Pourquoi faut-il que, sous prétexte que nous avons un volant entre les mains, un accélérateur sous le pied, et un avertisseur (très) sonore à portée de doigts, nous perdions toute humanité ?
Pourquoi est-il si impératif de démarrer avant les autres au feu vert, de passer avant tout le monde dans un rétrécissement de voie, de forcer le passage dans un carrefour déjà suffisamment embouteillé ?
Parfois j’ai l’impression d’être le seul au monde à ne pas m’engager sur un carrefour sans être sûr de le pouvoir franchir, ou bien à m’arrêter devant un passage protégé pour laisser passer des piétons, au risque de déchaîner un concert assourdissant d’impatiences et d’intimidations. Il faut dans certains cas une sacrée force de caractère pour contenir le flot de circulation rugissant qui ne demande qu’à bondir sur tout ce qui bouge.

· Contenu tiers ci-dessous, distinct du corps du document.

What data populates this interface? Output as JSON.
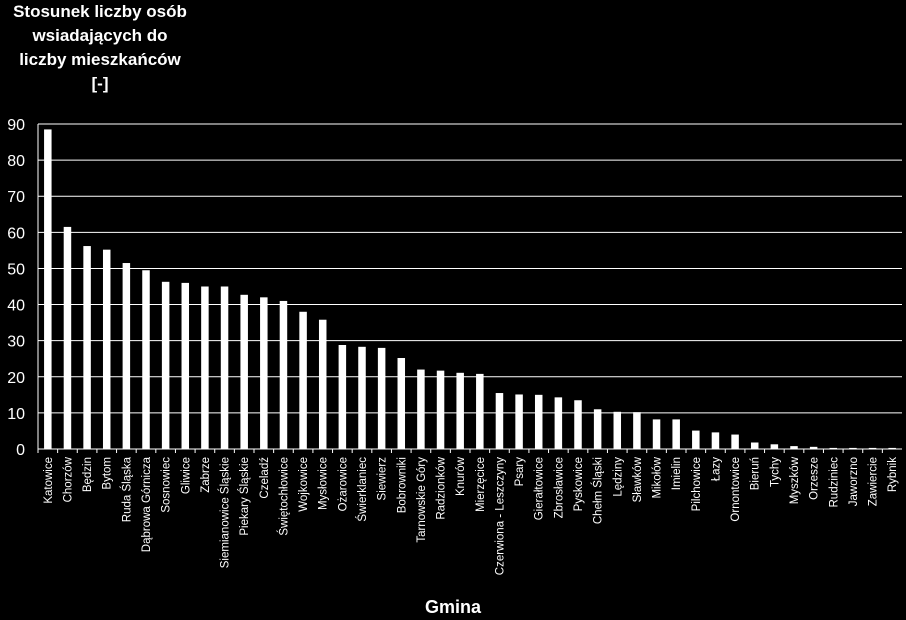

Le klaxon est vraiment une plaie de la vie urbaine contemporaine.
Il en est d’ailleurs de son usage comme d’un trait de caractère sociologique d’un pays ou d’une population : à Londres, pas de coup de klaxon, ou très peu ; à Naples ou à Athènes, toujours un doigt dessus, mais jamais en continu, plutôt interrogatif ou préventif ; à Paris, il est rarement signe de détente, plutôt impatient, agressif, insultant, quand il n’est pas revanchard et prolongé.
Le klaxon donc, tel qu’il est conçu et utilisé à Paris, donne bien souvent à la circulation urbaine un caractère quasi belliqueux, et ajoute à la fatigue nerveuse des automobilistes bloqués celle des piétons et riverains subissant malgré eux ces salves sonores parfois difficilement supportables.
A toute heure, à tout bout de champ, que le ciel soit bleu et calme ou bien gris et perturbé, la seule et unique façon de s’adresser la parole d’un véhicule à l’autre, ou même d’un véhicule à tout autre interlocuteur déambulant sur la voie publique, consiste à s’envoyer dans la tronche une volée de décibels forcément excessive puisque non dosable, que seules les circonstances permettent d'interpréter. Rarement utilisé pour un simple « bonjour », le coup de klaxon parisien signifie plutôt « avance du con ! », ou bien « casse-toi de-là tu vois bien que tu m'emmerdes ! ». En fait il révèle bien davantage le degré de névrose de son 'auteur-compositeur'.
Il est fort dommage que les constructeurs n’aient toujours pas mis à profit cette géniale invention dont bénéficient les autobus parisiens depuis quelques temps déjà, et qui donne la possibilité au chauffeur de faire tinter une charmante sonnette pour rappeler aimablement à l’ordre quelqu’un qui s’approcherait trop près de la bordure du trottoir à son arrivée. Cet avertisseur « bien élevé », dont l’agréable tonalité rappelle – avec un peu d’imagination – ces angelots de Noël tournants en un mignon manège à la chaleur des bougies, me semble être une alternative civilisée à la trompe de cargo à faire trembler tout le quartier.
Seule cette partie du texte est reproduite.